This excerpt taken from the TPTX 8-K filed Oct 10, 2006.
4.2 Transfer of Lilly Know-How and Transition Support.
(a) Provision of Lilly Know-How. Lilly shall use its reasonable best efforts to supply Neurogenetics, as promptly as practicable after the Effective Date, and in any event within ninety (90) days of the Effective Date (Transition Period), with all information, materials, data and documents related to the Compound or Product and its development, use or manufacture as set forth in Exhibit B, (all of which are deemed Lilly Know-How).

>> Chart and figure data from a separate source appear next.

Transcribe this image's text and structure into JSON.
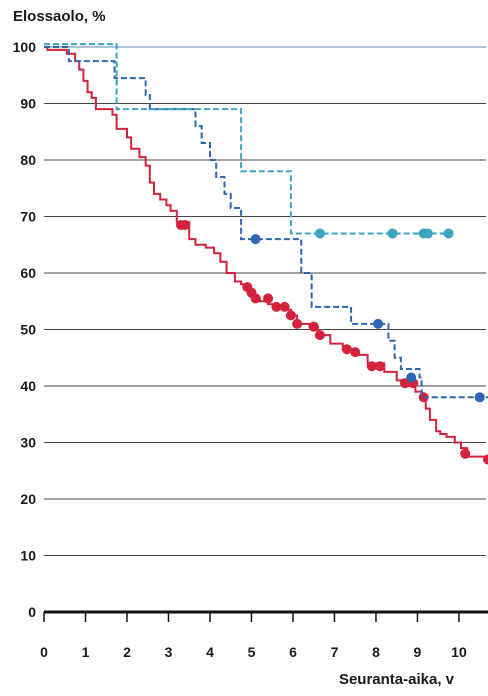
{
  "chart_data": {
    "type": "line",
    "subtype": "kaplan-meier-step",
    "title": "",
    "ylabel": "Elossaolo, %",
    "xlabel": "Seuranta-aika, v",
    "xlim": [
      0,
      10.7
    ],
    "ylim": [
      0,
      100
    ],
    "x_ticks": [
      0,
      1,
      2,
      3,
      4,
      5,
      6,
      7,
      8,
      9,
      10
    ],
    "y_ticks": [
      0,
      10,
      20,
      30,
      40,
      50,
      60,
      70,
      80,
      90,
      100
    ],
    "grid": true,
    "legend": "none",
    "series": [
      {
        "color": "#d4213d",
        "line_style": "solid",
        "steps": [
          [
            0,
            100
          ],
          [
            0.08,
            99.5
          ],
          [
            0.55,
            98.8
          ],
          [
            0.75,
            97.5
          ],
          [
            0.85,
            96
          ],
          [
            0.95,
            94
          ],
          [
            1.05,
            92
          ],
          [
            1.15,
            91
          ],
          [
            1.25,
            89
          ],
          [
            1.65,
            88
          ],
          [
            1.75,
            85.5
          ],
          [
            2.0,
            84
          ],
          [
            2.1,
            82
          ],
          [
            2.3,
            80.5
          ],
          [
            2.45,
            79
          ],
          [
            2.55,
            76
          ],
          [
            2.65,
            74
          ],
          [
            2.8,
            73
          ],
          [
            2.95,
            72
          ],
          [
            3.05,
            71
          ],
          [
            3.2,
            69
          ],
          [
            3.5,
            66
          ],
          [
            3.65,
            65
          ],
          [
            3.9,
            64.5
          ],
          [
            4.1,
            63.5
          ],
          [
            4.25,
            62
          ],
          [
            4.4,
            60
          ],
          [
            4.6,
            58.5
          ],
          [
            4.75,
            58
          ],
          [
            4.9,
            57
          ],
          [
            5.0,
            56
          ],
          [
            5.05,
            55.5
          ],
          [
            5.2,
            55
          ],
          [
            5.4,
            54.5
          ],
          [
            5.6,
            54
          ],
          [
            5.8,
            53.5
          ],
          [
            5.95,
            52.5
          ],
          [
            6.1,
            51
          ],
          [
            6.4,
            50.5
          ],
          [
            6.6,
            49
          ],
          [
            6.9,
            47.5
          ],
          [
            7.2,
            46.5
          ],
          [
            7.5,
            45.5
          ],
          [
            7.8,
            44
          ],
          [
            8.2,
            42.5
          ],
          [
            8.5,
            41
          ],
          [
            8.7,
            40
          ],
          [
            8.95,
            39
          ],
          [
            9.1,
            38
          ],
          [
            9.2,
            36
          ],
          [
            9.3,
            34
          ],
          [
            9.45,
            32
          ],
          [
            9.55,
            31.5
          ],
          [
            9.7,
            31
          ],
          [
            9.9,
            30
          ],
          [
            10.05,
            29
          ],
          [
            10.2,
            27.5
          ],
          [
            10.7,
            27
          ]
        ],
        "censored": [
          [
            3.3,
            68.5
          ],
          [
            3.4,
            68.5
          ],
          [
            4.9,
            57.5
          ],
          [
            5.0,
            56.5
          ],
          [
            5.1,
            55.5
          ],
          [
            5.4,
            55.5
          ],
          [
            5.6,
            54
          ],
          [
            5.8,
            54
          ],
          [
            5.95,
            52.5
          ],
          [
            6.1,
            51
          ],
          [
            6.5,
            50.5
          ],
          [
            6.65,
            49
          ],
          [
            7.3,
            46.5
          ],
          [
            7.5,
            46
          ],
          [
            7.9,
            43.5
          ],
          [
            8.1,
            43.5
          ],
          [
            8.7,
            40.5
          ],
          [
            8.9,
            40.5
          ],
          [
            9.15,
            38
          ],
          [
            10.15,
            28
          ],
          [
            10.7,
            27
          ]
        ]
      },
      {
        "color": "#2f66b2",
        "line_style": "dashed",
        "steps": [
          [
            0,
            100
          ],
          [
            0.6,
            97.5
          ],
          [
            1.7,
            94.5
          ],
          [
            2.45,
            91.5
          ],
          [
            2.55,
            89
          ],
          [
            3.65,
            86
          ],
          [
            3.8,
            83
          ],
          [
            4.0,
            80
          ],
          [
            4.15,
            77
          ],
          [
            4.35,
            74
          ],
          [
            4.5,
            71.5
          ],
          [
            4.75,
            66
          ],
          [
            6.2,
            60
          ],
          [
            6.45,
            54
          ],
          [
            7.4,
            51
          ],
          [
            8.3,
            48
          ],
          [
            8.45,
            45
          ],
          [
            8.6,
            43
          ],
          [
            9.05,
            41.5
          ],
          [
            9.1,
            38
          ],
          [
            10.7,
            38
          ]
        ],
        "censored": [
          [
            5.1,
            66
          ],
          [
            8.05,
            51
          ],
          [
            8.85,
            41.5
          ],
          [
            10.5,
            38
          ]
        ]
      },
      {
        "color": "#3aa5bd",
        "line_style": "dashed",
        "steps": [
          [
            0,
            100.5
          ],
          [
            1.75,
            89
          ],
          [
            4.75,
            78
          ],
          [
            5.95,
            67
          ],
          [
            9.75,
            67
          ]
        ],
        "censored": [
          [
            6.65,
            67
          ],
          [
            8.4,
            67
          ],
          [
            9.15,
            67
          ],
          [
            9.25,
            67
          ],
          [
            9.75,
            67
          ]
        ]
      }
    ]
  }
}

As part of such supply, Lilly shall transfer to Neurogenetics possession and ownership of the investigational new drug application with respect to Compound or Product (IND) and take such action as necessary or appropriate to effect the transfer of such IND with or by the FDA. In addition, Lilly will cooperate with Neurogenetics and provide assistance to Neurogenetics as reasonably requested to enable Neurogenetics to obtain access to investigator INDs.

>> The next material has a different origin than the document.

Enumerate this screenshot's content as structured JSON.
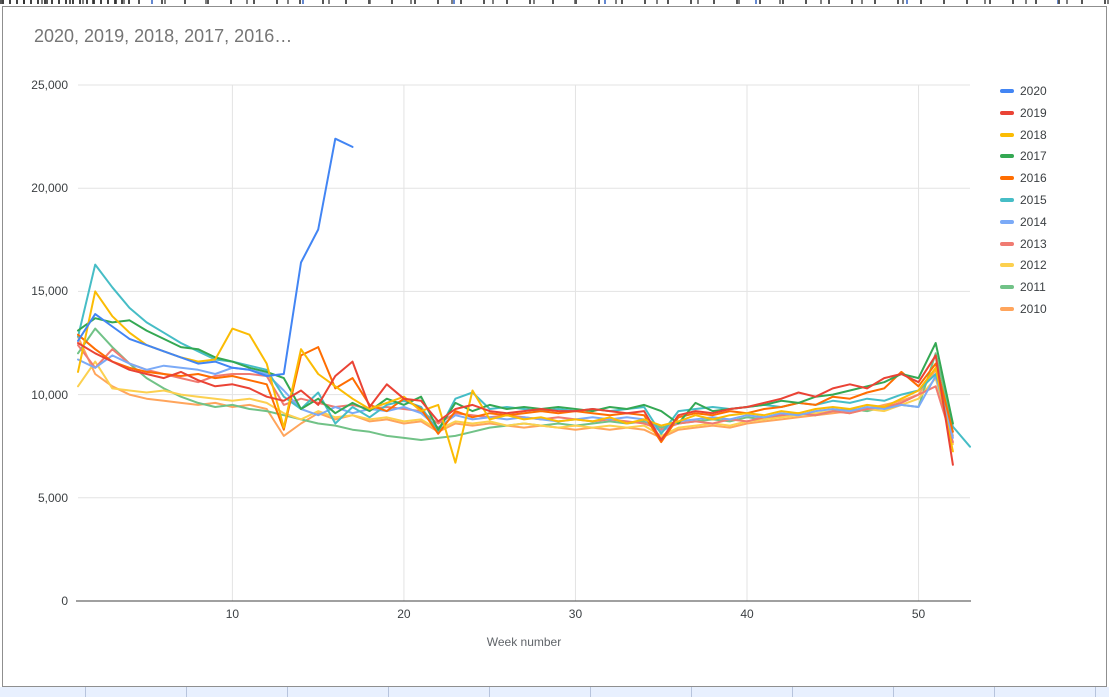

(b) Transition Support. The Parties agree to work in good faith to complete the provision of Lilly Know-How to Neurogenetics within the Transition Period. In addition, during the Transition Period, Lilly will grant Neurogenetics access, during normal business hours, to appropriate Lilly personnel for reasonable consultation related to the Lilly Know-How. Except as set forth in Section 4.2(d) below, such access to Lilly personnel during the Transition Period is at no cost to Neurogenetics, and is estimated to take a total of[***] Lilly Person hours. Neurogenetics, however, is responsible for, and will pay for travel and associated expenses in accordance with Section 4.2(d). Lilly will consider any further requests by Neurogenetics to provide assistance hereunder after the [***]hours or the end of the Transition Period, whichever is sooner, and if Lilly agrees to provide such additional assistance, Neurogenetics shall promptly pay Lilly (i) an amount equal to [***]dollars ($[***]) per hour for each such hour of services provided by Lilly, and (ii) the expenses set forth in Section 4.2(d). Nothing contained in this Section 4.2(c) or otherwise in this Agreement will be construed as a guarantee by Lilly that Neurogenetics will obtain Regulatory Approval for the Product.
(c) Payment of Expenses. Neurogenetics will reimburse Lilly, within [***] days of receipt of a Lilly invoice (together with proper supporting documentation), all of the [***] and [***] and [***] of Lilly personnel who travel to Neurogenetics facilities, upon Neurogenetics request, to provide manufacturing and regulatory transition support under this Section 4.2.